Convolution Operation#

For input $X$ ($H \times W \times C$) and filter $K$ ($k \times k \times C \times F$):

$$\text{output}(i, j, f) = \sum_c \sum_p \sum_q K(p, q, c, f) \cdot X(i+p, j+q, c) + b(f)$$

  • Stride $s$: step size between filter applications
  • Padding $p$: zeros added around input to control output size

Output size: $\lfloor (H + 2p - k)/s + 1 \rfloor$

Why Convolutions Work for Images#

  • Local connectivity: each output depends on a small receptive field
  • Weight sharing: same filter across all positions — translation equivariance
  • Hierarchical features: edges → textures → parts → objects

Pooling#

Reduces spatial dimensions:

  • Max pooling: take max in each window — most common
  • Average pooling: take mean — used before classification head
  • Global average pooling: collapse entire feature map to $1 \times 1$

Standard Block#

Conv(3×3, stride 1, padding 1) → BatchNorm → ReLU → (repeat) → MaxPool(2×2)

Parameter Count#

A conv layer with $k \times k$ kernel, $C_\text{in}$ channels, $C_\text{out}$ filters:

$$\text{Params} = k^2 \cdot C_\text{in} \cdot C_\text{out} + C_\text{out}$$

vs.
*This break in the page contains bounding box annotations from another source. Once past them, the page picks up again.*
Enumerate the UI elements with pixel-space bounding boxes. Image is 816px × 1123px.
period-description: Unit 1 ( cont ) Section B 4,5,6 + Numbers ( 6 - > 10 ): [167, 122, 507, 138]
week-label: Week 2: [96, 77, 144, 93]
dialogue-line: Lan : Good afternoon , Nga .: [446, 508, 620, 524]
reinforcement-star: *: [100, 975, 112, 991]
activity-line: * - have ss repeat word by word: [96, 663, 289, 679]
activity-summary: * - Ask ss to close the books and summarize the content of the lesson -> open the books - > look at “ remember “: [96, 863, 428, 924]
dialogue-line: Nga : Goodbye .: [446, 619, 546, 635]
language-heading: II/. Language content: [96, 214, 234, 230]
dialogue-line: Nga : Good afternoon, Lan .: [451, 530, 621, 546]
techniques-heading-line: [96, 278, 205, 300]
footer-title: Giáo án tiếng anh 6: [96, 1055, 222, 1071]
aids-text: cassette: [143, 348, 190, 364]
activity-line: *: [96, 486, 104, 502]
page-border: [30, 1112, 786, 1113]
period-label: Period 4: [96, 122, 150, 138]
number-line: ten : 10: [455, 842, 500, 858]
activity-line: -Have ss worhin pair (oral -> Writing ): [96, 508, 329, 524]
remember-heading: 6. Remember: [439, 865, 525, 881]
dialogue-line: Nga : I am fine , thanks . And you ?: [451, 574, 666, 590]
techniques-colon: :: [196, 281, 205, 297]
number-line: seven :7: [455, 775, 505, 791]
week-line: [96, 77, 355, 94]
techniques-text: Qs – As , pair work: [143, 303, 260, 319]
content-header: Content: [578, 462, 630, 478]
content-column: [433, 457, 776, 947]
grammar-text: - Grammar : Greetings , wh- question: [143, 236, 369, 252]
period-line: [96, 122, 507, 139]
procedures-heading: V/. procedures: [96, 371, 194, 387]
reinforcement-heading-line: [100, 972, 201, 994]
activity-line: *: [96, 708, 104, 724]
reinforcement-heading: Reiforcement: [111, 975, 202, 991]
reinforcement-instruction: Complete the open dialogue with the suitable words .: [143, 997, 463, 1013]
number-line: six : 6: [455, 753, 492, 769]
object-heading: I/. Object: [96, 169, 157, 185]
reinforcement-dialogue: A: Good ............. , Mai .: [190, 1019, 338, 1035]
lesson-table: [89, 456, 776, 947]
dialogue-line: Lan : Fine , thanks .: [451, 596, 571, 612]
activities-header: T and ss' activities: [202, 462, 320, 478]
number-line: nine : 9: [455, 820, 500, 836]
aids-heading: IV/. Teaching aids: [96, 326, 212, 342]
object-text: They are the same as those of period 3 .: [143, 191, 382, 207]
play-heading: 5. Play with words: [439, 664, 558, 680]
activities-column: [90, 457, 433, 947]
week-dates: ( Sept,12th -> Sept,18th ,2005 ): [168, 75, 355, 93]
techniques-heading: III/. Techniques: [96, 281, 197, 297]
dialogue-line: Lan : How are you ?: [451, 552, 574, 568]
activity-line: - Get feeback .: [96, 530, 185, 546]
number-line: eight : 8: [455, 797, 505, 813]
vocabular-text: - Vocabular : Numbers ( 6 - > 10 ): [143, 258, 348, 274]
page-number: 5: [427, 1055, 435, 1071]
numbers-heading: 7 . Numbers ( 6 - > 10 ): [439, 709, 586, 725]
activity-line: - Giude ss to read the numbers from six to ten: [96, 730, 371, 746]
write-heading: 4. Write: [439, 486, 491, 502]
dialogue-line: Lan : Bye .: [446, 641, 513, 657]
FC layer with same dimensions: $H \times W \times C_\text{in} \times C_\text{out}$ — much larger.

Classic Architectures#

Model Year Innovation
LeNet-5 1998 first successful CNN
AlexNet 2012 deep + ReLU + dropout + GPU
VGG 2014 very deep, 3×3 convs only
GoogLeNet 2014 Inception modules, 1×1 convs
ResNet 2015 residual connections
DenseNet 2017 dense connections
EfficientNet 2019 compound scaling
ConvNeXt 2022 modernized ResNet

Receptive Field#

The region of the input that influences a given output unit. After $L$ layers with kernel size $k$ and stride 1:

$$\text{RF} = 1 + L(k-1)$$

Larger RF needed for global reasoning; achieved via deeper networks, dilated convolutions, or pooling.